I am curious to know how you test a deck when you just create a new one.

What are your criteria to state it works or not?

mine: I try it one time with all lands. If it wins most of then then it gets in my library otherwise it is dumped. However I am sure this is a very rough way to test it.

Thank you for this thread -- it will be helpful to me simply to systemize my thoughts in order to express them.  Hopefully I will pick up ideas from other responders as well.

First, it is a little tricky to use the AI to simulate performance vs. human opponents, but I have several reasons for preferring to test vs. the AI.
1.  It fits my schedule.  It is rare I can complete a full game vs. a human without distractions / interruptions.
2.  It protects secrets if I should choose to spring a deck in a tournament.  For me, this is probably not a big deal since, unlike Valentino, I am not the kind of threat others would likely specially prepare to play.  But it is still nice to spring an occasional surprise.  I like the look on people's faces (well, OK, the look I imagine on people's faces) when they finally realize my eclectic collection of magic immune silver hawks, lava imps, and the astral armor I cast on my flame spiders was not just to thwart their meteor spells, but to prepare a catastrophe.
3.  It is (arguably until the choose an opposing deck option comes out) more reproducible than playing a human.
4.  It offers more variety of opposing decks than most human opponents.  Most humans don't have the 500 (or whatever the current count is) of different decks that the AI has.

So here is my approach:  Ideally, (I don't always have time to complete the test -- or I may decide the deck needs modification/scrapping before I finish) I play against each region on the map (remember each faction comes with 3 regions).  I may surrender and restart a given match if the opposing deck, in my opinion, is not a meaningful test for my deck.  This can be caused by power cards like mass delusion (which reverses strength and health of every minion played) or other AI cheats in deck construction (e.g. 30 wolf packs in a single deck).  I will not necessarily stop with any power cards (some actually make the game more meaningful) and the power cards that trigger a reset my depend upon the deck I'm testing.  For example, I generally tolerate the dragon blood (inflict one damage on every minion that strikes for life damage), but I will reject if my deck revolves around low health minions.  I may also reject a deck if a power card gives me an advantage -- e.g. mage academy (which restores one power after every spell cast) when my deck relies heavily upon spells.  During these tests, I observe the following:
1.  win-loss record.
2.  comfort level.  Were my wins decisive or narrow.  If the wins were narrow, were they secure (e.g.
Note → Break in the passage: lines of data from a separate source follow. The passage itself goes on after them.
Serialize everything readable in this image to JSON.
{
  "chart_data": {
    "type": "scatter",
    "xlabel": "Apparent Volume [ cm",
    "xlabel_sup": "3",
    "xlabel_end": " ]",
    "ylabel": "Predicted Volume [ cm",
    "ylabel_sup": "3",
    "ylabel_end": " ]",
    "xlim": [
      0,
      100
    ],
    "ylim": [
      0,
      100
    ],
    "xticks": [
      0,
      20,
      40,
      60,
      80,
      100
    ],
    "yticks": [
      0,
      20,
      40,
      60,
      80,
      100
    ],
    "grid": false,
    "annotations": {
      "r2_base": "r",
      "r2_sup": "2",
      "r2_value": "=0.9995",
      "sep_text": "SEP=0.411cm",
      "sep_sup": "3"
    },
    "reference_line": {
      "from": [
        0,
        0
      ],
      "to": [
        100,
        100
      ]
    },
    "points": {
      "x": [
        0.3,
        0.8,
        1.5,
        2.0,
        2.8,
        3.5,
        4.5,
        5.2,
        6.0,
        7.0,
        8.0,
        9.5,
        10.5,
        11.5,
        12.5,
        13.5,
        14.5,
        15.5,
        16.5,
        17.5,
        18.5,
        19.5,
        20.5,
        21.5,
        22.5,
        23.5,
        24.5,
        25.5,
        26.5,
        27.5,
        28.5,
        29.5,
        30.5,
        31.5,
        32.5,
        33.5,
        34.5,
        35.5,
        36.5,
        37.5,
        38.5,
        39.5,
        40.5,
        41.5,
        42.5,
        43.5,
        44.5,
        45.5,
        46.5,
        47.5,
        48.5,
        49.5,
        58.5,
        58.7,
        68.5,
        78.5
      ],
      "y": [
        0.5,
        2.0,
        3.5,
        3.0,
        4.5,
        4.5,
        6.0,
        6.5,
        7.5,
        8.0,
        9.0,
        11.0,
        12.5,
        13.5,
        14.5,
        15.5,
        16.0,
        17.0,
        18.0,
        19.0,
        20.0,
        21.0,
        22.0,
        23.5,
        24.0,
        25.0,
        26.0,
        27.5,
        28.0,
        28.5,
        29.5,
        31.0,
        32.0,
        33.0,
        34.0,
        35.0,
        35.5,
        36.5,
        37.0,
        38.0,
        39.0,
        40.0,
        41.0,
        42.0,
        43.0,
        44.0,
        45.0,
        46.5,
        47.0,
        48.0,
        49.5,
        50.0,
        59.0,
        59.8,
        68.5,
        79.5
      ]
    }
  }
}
I lost 15 health because my opponents weaker but faster minions got a jump on me, but things stabilized once I got minions deployed on every lane), were they swingy (I reduce my opponent to zero health the turn before his minions would kill me), were they lucky (my opponent and I each have 2 health, he has 4 unblocked big minions, but on my turn I draw a heat seeker), or were they due to AI deficiency (the AI chooses to invoke his unopposed giant volta's special to kill my undead triton adjacent rather than attacking to kill me).  Were my losses solid showings ( I just couldn't overcome my opponent's champion 8/8 bone dragon, but I could keep it blocked and deal with my opponent's other cards for a good span of time), or were they pathetic (everything I played was bested in my opponent's next turn).
3.  Play observations.
     A. Did the deck theme play out effectively?
     B. Did the cards I played tend to out-match my opponent's cards (card or power-point advantage)?
     C. Was I frequently wasting power points when I needed to be making plays?
     D. Was I frequently wanting something (more cards, a minion, a particular aura)?
     E. Were there situations that the deck handled poorly?  Vulnerabilities that became apparent?
     F. Were there disappointing cards (cards I never wanted to play,
         cards insufficient for their intended tasks, etc.)?
     G. Was the deck very vulnerable to chance (e.g. card order)?
     H. Was the deck fun to play?
4.  Reflections:
     A. How might the deck play differently vs. human opponents?
     B. What is likely to really cause the deck problems?
     C. What cards, if any, are crucial?  Which are exchangeable?
     D. Is the deck too predictable?  too narrow?
     E. Is the deck truly original or merely a rehash of someone else's deck?